LICENCE UMTS : ENCHERES OU CONCOURS DE BEAUTE ?


La privatisation sans noyau dur, sans immixtion politique, sans corruption : cela existe ! On peut la rencontrer partout…sauf en France, où l’on se demande encore et toujours comment l’Etat peut freiner, bloquer, réduire ou évincer le marché. Le Royaume-Uni continue de montrer la voie du marché.


253 milliards de francs : telle est la somme que le Trésor britannique a recueillie à l’occasion du système des enchères pour les licences de téléphone mobile de troisième génération dites fréquences de la technologie UMTS. Trois lectures de cet événement sont envisageables :

La première est strictement technologique et consisterait à mettre en exergue les services vidéo et le haut débit à l’internet rendus désormais possibles par cette norme. Ce point de vue de l’ingénieur n’éclaire que la notion de progrès technique.
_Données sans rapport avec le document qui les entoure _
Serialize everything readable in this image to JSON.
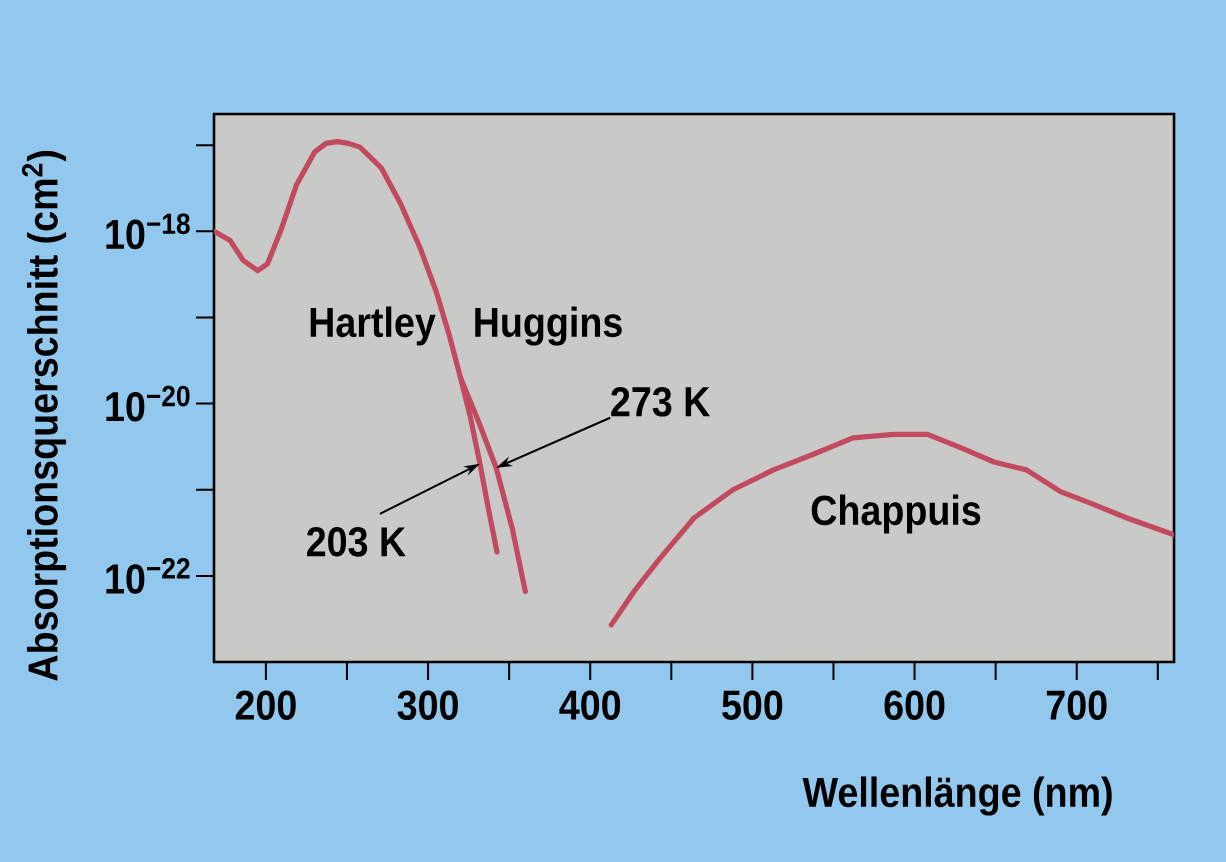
{
  "chart_data": {
    "type": "line",
    "xlabel": "Wellenlänge (nm)",
    "ylabel": "Absorptionsquerschnitt (cm$^{2}$)",
    "log": "y",
    "line_style": "solid",
    "marker": "none",
    "xlim": [
      168,
      760
    ],
    "ylim": [
      1e-23,
      2.3e-17
    ],
    "xticks": [
      200,
      {
        "value": 250,
        "label": null
      },
      300,
      {
        "value": 350,
        "label": null
      },
      400,
      {
        "value": 450,
        "label": null
      },
      500,
      {
        "value": 550,
        "label": null
      },
      600,
      {
        "value": 650,
        "label": null
      },
      700,
      {
        "value": 750,
        "label": null
      }
    ],
    "yticks": [
      {
        "value": 1e-22,
        "label": "10$^{−22}$"
      },
      {
        "value": 1e-21,
        "label": null
      },
      {
        "value": 1e-20,
        "label": "10$^{−20}$"
      },
      {
        "value": 1e-19,
        "label": null
      },
      {
        "value": 1e-18,
        "label": "10$^{−18}$"
      },
      {
        "value": 1e-17,
        "label": null
      }
    ],
    "series": [
      {
        "color": "#c24a60",
        "x": [
          168,
          178,
          186,
          195,
          201,
          209,
          219,
          230,
          237,
          244,
          251,
          258,
          271,
          283,
          295,
          305,
          313,
          320,
          331,
          342,
          352,
          360
        ],
        "values": [
          1e-18,
          7.8e-19,
          4.6e-19,
          3.5e-19,
          4.2e-19,
          1e-18,
          3.5e-18,
          8.3e-18,
          1.05e-17,
          1.1e-17,
          1.05e-17,
          9.5e-18,
          5.5e-18,
          2.1e-18,
          6.5e-19,
          2e-19,
          6.3e-20,
          2e-20,
          6.3e-21,
          1.8e-21,
          3.5e-22,
          6.6e-23
        ]
      },
      {
        "color": "#c24a60",
        "x": [
          320,
          326,
          332,
          337,
          342.5
        ],
        "values": [
          2e-20,
          7.1e-21,
          2e-21,
          6.3e-22,
          1.9e-22
        ]
      },
      {
        "color": "#c24a60",
        "x": [
          413,
          427,
          443,
          464,
          488,
          513,
          538,
          562,
          587,
          608,
          628,
          649,
          669,
          690,
          710,
          731,
          760
        ],
        "values": [
          2.7e-23,
          6.6e-23,
          1.6e-22,
          4.7e-22,
          1e-21,
          1.7e-21,
          2.6e-21,
          4e-21,
          4.4e-21,
          4.4e-21,
          3.1e-21,
          2.1e-21,
          1.7e-21,
          9.5e-22,
          6.8e-22,
          4.7e-22,
          3e-22
        ]
      }
    ],
    "annotations": [
      "Hartley",
      "Huggins",
      {
        "text": "273 K",
        "x": 342,
        "y": 1.8e-21
      },
      {
        "text": "203 K",
        "x": 332,
        "y": 2e-21
      },
      "Chappuis"
    ]
  }
}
La seconde lecture est le point de vue des gouvernants. Comment affecter la future « cagnotte » issue de cette opération ? Doit-on en profiter pour réduire les déficits publics ? Doit-on doter le naissant fonds de réserve pour les retraites ? Ou faut-il, à l’approche des élections présidentielles, et au nom de la justice sociale, « arroser » les clientèles jugées nécessaires à une stratégie électorale ?

La troisième lecture est de loin la plus illustrative du problème. Il s’agit du point de vue de l’économiste et le problème débattu est celui du mécanisme d’attribution. Pour emprunter au vocabulaire des économistes, il y a deux sortes de techniques : celle du concours de beauté et celle de la mise aux enchères.

Le mécanisme de la première technique, la soumission comparative, est lent, opaque, et une des occasions privilégiées et discrètes de corruption. Qui plus est, en oubliant cette hypothèse malveillante mais réaliste, par quel miracle, les gouvernants sont-ils le mieux placé pour prendre une décision ?

N’est-ce pas plutôt du côté des entreprises qui risquent l’argent des actionnaires que l’on peut imaginer une prise de risque et de décision plus appropriée ? En effet, les dirigeants risquent les fonds des propriétaires qui peuvent se confondre avec le leur lorsque les dirigeants sont aussi les capitalistes.

C’est alors qu’il faut se tourner vers le mécanisme d’enchères. W. Vickrey, Prix Nobel en 1996 (décédé deux jours après l’attribution de son prix) inventa un mécanisme d’enchères original. Le gagnant qui est évidemment le mieux disant ne sera jamais tenu par le montant de son offre mais le contrat sera passé sur la base du montant proposé par la seconde offre. Cette recette permet de rassurer sur les deux craintes ou excès possibles. Premier excès, faire une enchère si forte qu’il deviendrait quasiment impossible de rentabiliser une activité (sauf à le faire payer au client). Second excès, faire une enchère si faible que le vendeur braderait son bien. Cette seconde situation ne peut se produire si le bien est réellement désiré par les acheteurs potentiels.

Notre secrétaire d’Etat à l’industrie, C. Pierret, serait bien inspiré de se tourner vers les économistes professionnels plutôt que de lancer, comme dans Libération du 5 mai 2000, les éternelles rengaines telles que : « l’Etat ne bradera pas le domaine public ». Le point de vue de l’économiste est plus éclairant, dans cette affaire, que le point de vue de l’ingénieur ou de l’homme de l’Etat. Les vertus du marché restent encore à enseigner à nos ministres.


Mots-clés : Enchères, Marché, Privatisation.